I find myself these days spending more and more time over at OPB--you know, Other Peoples' Blogs. In part, it's interesting to note that generally everybody else is more or less in the same game as I am. We're at different points along the track, to be certain, and sometimes on entirely different tracks with all the various genres out there, but it's still all the same game with write, write, write, revise, revise, revise, and then hope and pray that somebody else out there buys the book.
The agents' blogs I follow provide an interesting counterpoint to that melody. They're the gatekeepers, as it were, preventing us writers' jobs from being too easy. A particularly enjoyable post came to my e-mail this morning: http://www.rachellegardner.com/2011/09/notes-from-the-conference/. First of all, I love Ms. Gardner's blog; if you're an aspiring or a current writer and you haven't subscribed to it and read her "how to" posts, you're missing out. This morning's post, though, was particularly timely. She offers writers a few thoughts in terms of how to--or how not to, anyway--approach agents and editors at a conference, and it happens that I'll be at a conference in a bit less than two weeks. At the conference, the knowledge that I shouldn't tackle an agent who is in a hurry to get somewhere in order to present a query in person will, I'm sure, be quite helpful.
Also, I learned from Ms. Gardner that it will boost an agent's ego if I mention that I've read her blog, that boost coming just in time for her to, in turn, crush my ego with rejection. See? The things I learn from an agent's blog are just--awesome.

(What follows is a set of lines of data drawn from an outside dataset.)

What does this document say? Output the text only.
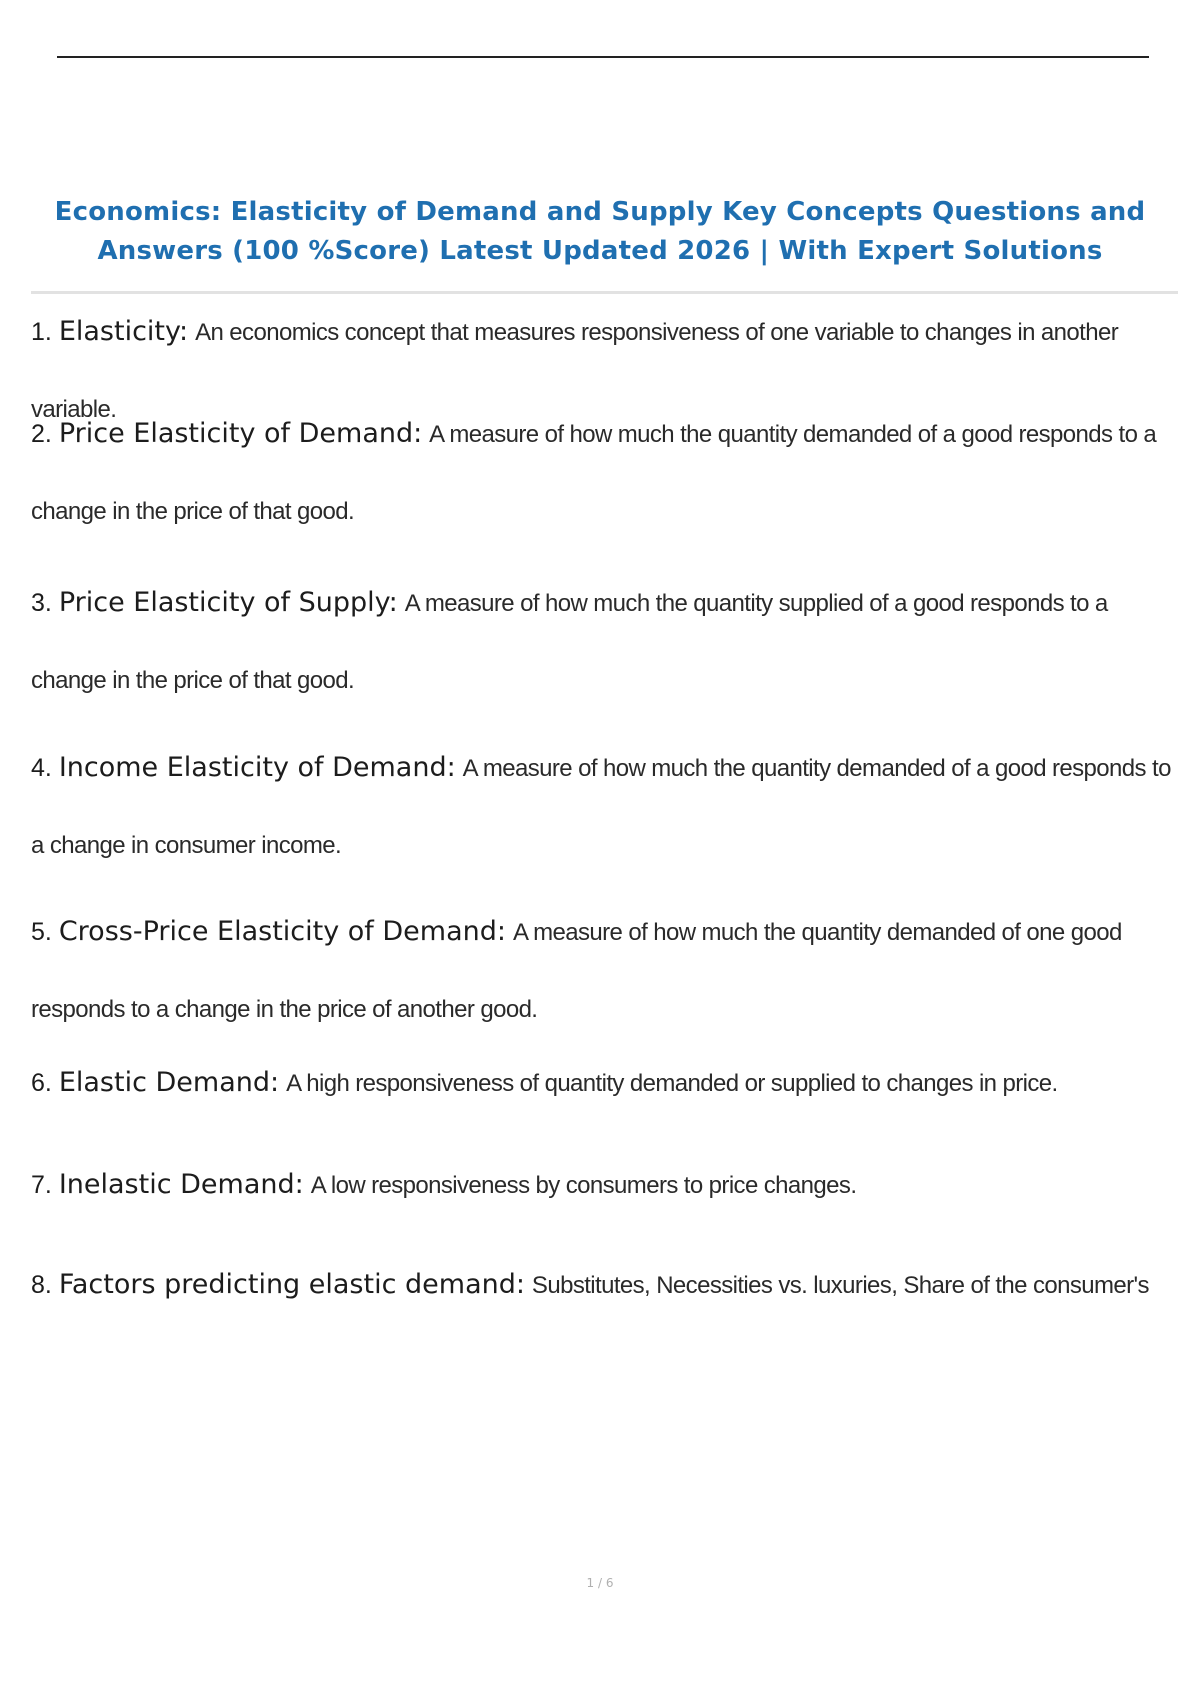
Economics: Elasticity of Demand and Supply Key Concepts Questions and Answers (100 %Score) Latest Updated 2026 | With Expert Solutions
1. Elasticity: An economics concept that measures responsiveness of one variable to changes in another variable.
2. Price Elasticity of Demand: A measure of how much the quantity demanded of a good responds to a change in the price of that good.
3. Price Elasticity of Supply: A measure of how much the quantity supplied of a good responds to a change in the price of that good.
4. Income Elasticity of Demand: A measure of how much the quantity demanded of a good responds to a change in consumer income.
5. Cross-Price Elasticity of Demand: A measure of how much the quantity demanded of one good responds to a change in the price of another good.
6. Elastic Demand: A high responsiveness of quantity demanded or supplied to changes in price.
7. Inelastic Demand: A low responsiveness by consumers to price changes.
8. Factors predicting elastic demand: Substitutes, Necessities vs. luxuries, Share of the consumer's
1 / 6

http://markwilliamsinternational.com/2011/09/25/the-most-important-question-to-ask-yourself-before-you-publish-anne-r-allen/ is another excellent blog I just found and subscribed to. The post this morning is particularly beautiful; it's a blog post about a blog post. If you're reading about it here, that means you're reading a blog post about a blog post about a blog post. About writing. That makes me happy; hopefully the same for you?
This one in particular, though, addresses a couple of topics that are dear to me. The first is the "purpose behind the blog." Mr. Williams brings up a criticism regarding writers' blogs; apparently some think that we're all wasting our time blogging because the only people who read writing blogs are other writers. His response: "What Wendy doesn’t understand is this: A good writing blog is an extension of that writer’s purpose in life: To write." Precisely. I'm not here to sell my book(s). I'm not here to gain a huge followership and get extraordinarily wealthy from the revenue obtained from side-pane ads for various commercial products I've never used anyway. I'm here to write. I enjoy writing. I like to write. Yes, I write stories, but sometimes it's more fun to just sit and write about writing.
The other part of Williams's blog, though, was a guest post by Anne Allen. I think it was a guest post, anyway; the description of musical blogging chairs just flat-out confused me. Regardless, I went in expecting to be irritated; here was another bit of writing about how we shouldn't publish till we're ready, and I assumed at first that she'd be preaching the gospel of editing perfection, just like everybody else.
Ms. Allen's point, quite a valid one if you ask me (and yes, I know you didn't), was that you shouldn't publish until you're ready to deal with rejection--rejection that, in this case, comes in the form of readers' and reviewers' comments. What caught my eye was that she quoted the man, the literary god, who is the very reason I'm writing today: "But Isaac Asimov once observed that writers fall into two groups: 'those who bleed copiously and visibly at any bad review, and those who bleed copiously and secretly at any bad review.'"
It's true. A writer, especially a novelist who's put hundreds or thousands of hours into breathing life into a story from his or her head, puts a piece of Self out there when he or she publishes. The writer has to, then, be willing to accept that not everyone is going to find as much artistry in the work as (s)he does.
All valid points today, and all from other peoples' blogs.